Seppe Verheyen

Pourquoi la N-VA est le parti le plus durement touché par le décès de Dehaene

Seppe Verheyen Politologue

Selon le politologue Seppe Verheyen (spécialiste de l’électeur indécis), la faiblesse de la base électorale fidèle de la N-VA combinée au fait que le parti nationaliste flamand a pris la majorité de ses voix au CD&V peut entraîner une perte de voix pour la N-VA avec la disparition de Jean-Luc Dehaene.

Ces derniers jours, on peut lire de nombreux articles sur l’effet du décès de Jean-Luc Dehaene sur les campagnes des partis politiques. Soit les auteurs estiment que le CD&V sera boosté par l’effet Dehaene soit que la N-VA tirera avantage de « l’adoucissement » de la campagne. En tant que politologue spécialisé en campagnes électorales et électeurs indécis, je suis convaincu de la première thèse.
Plusieurs études belges et internationales révèlent en effet que:
• 30 à 35% de l’électorat ne prend une décision de vote que la dernière semaine avant les élections.
• Pour un peu plus de 50% de l’électorat qui change de parti, le choix de parti précédent reste le second parti préféré.

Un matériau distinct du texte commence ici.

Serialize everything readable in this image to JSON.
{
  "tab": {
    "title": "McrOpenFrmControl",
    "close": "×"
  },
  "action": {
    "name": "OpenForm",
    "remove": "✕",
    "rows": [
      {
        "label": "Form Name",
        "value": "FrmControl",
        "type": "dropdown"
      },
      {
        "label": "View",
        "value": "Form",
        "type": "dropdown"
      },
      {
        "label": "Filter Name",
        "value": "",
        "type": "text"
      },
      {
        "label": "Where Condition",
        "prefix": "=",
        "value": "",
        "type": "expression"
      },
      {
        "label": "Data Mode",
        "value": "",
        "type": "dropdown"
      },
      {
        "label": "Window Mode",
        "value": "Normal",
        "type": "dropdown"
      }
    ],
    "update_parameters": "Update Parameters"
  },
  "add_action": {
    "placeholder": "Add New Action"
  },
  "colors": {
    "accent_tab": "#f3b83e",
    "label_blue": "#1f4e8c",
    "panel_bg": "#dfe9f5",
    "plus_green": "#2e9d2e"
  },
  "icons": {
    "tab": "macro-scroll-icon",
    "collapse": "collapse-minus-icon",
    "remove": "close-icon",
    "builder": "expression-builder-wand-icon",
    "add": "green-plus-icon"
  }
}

En d’autres termes, dans cinquante pour cent des cas, d’anciens électeurs du CD&V passés à la N-VA, indiquent le CD&V comme second parti.
• Ces dernières années, la N-VA a persuadé de nombreux électeurs au CD&V, ce qui ne signifie pas que tous ces électeurs soient fortement axés sur le nationalisme flamand. De nombreux électeurs peuvent toujours s’identifier au CD&V mais ont décidé pour une raison (réfléchie) de donner leur voix à la N-VA. Pour ces électeurs, le CD&V fait partie des possibilités.
• Comme la N-VA s’est très fort développée ces dernières années, son nombre de voix se rapproche très fort du potentiel maximum. Pour l’instant, la base électorale fidèle de la N-VA est plus faible que la base d’autres partis.
• Cette faiblesse et le fait que le parti nationaliste flamand ait pris la majorité de ses voix au CD&V peut entraîner une perte de voix pour la N-VA due à l’effet Dehaene.

L’effet dépend de plusieurs facteurs

1. L’effet des médias: les médias donneront davantage la parole aux ténors du CD&V, pas uniquement à propos de la campagne, mais également au sujet de Jean-Luc Dehaene. En outre, le parti mettra en avant les aspects « Quid N-VA » et « Jean-Luc, le constructeur de ponts » alors que l’évocation des aspects plus négatifs de la politique de Jean-Luc sera considérée comme un sacrilège.

2. Effet du dernier hommage et desfunérailles: de nombreuses personnes souhaiteront rendre un dernier hommage à l’ancien premier ministre et suivre les funérailles d’état à la télévision. Cela augmentera l’appréciation à l’égard du CD&V. De plus, les valeurs chrétiennes du CD&V, toujours partagées par de nombreux Flamands, seront mises davantage en avant que si Dehaene n’était pas décédé.

3. L’effet de sondages: ceux-ci, où la N-VA augmente ou se maintient, ont été réalisés avant le décès de Dehaene. Le CD&V pourrait bénéficier de voix de sympathie, l’électeur pourrait raisonner que la N-VA n’a pas besoin de sa voix pour remporter les élections.

4. La campagne du CD&V et de la N-VA : le CD&V poursuivra une campagne sereine dans laquelle les références à « Jean-Luc » ne seront jamais loin. Pour la N-VA, il s’agit donc de ramener leur agenda, éloigné du décès de Jean-Luc Dehaene, sur le devant de la scène. Celui-ci déterminera s’ils peuvent maîtriser le nombre de voix qu’ils perdront au CD&V.

Quelle est l’ampleur de l’effet?

On ignore encore la part exacte de l’effet Dehaene et même après les élections celui-ci sera difficile à prouver, car l’électeur ne réalise pas toujours rationnellement ce qui l’a décidé à porter son choix sur tel ou tel parti.

Cependant, à moins d’autres événements inattendus, l’image positive de Jean-Luc Dehaene et la réactivation des sympathisants du CD&V passés à la N-VA ne peuvent que se révéler bénéfiques pour les résultats électoraux du CD&V.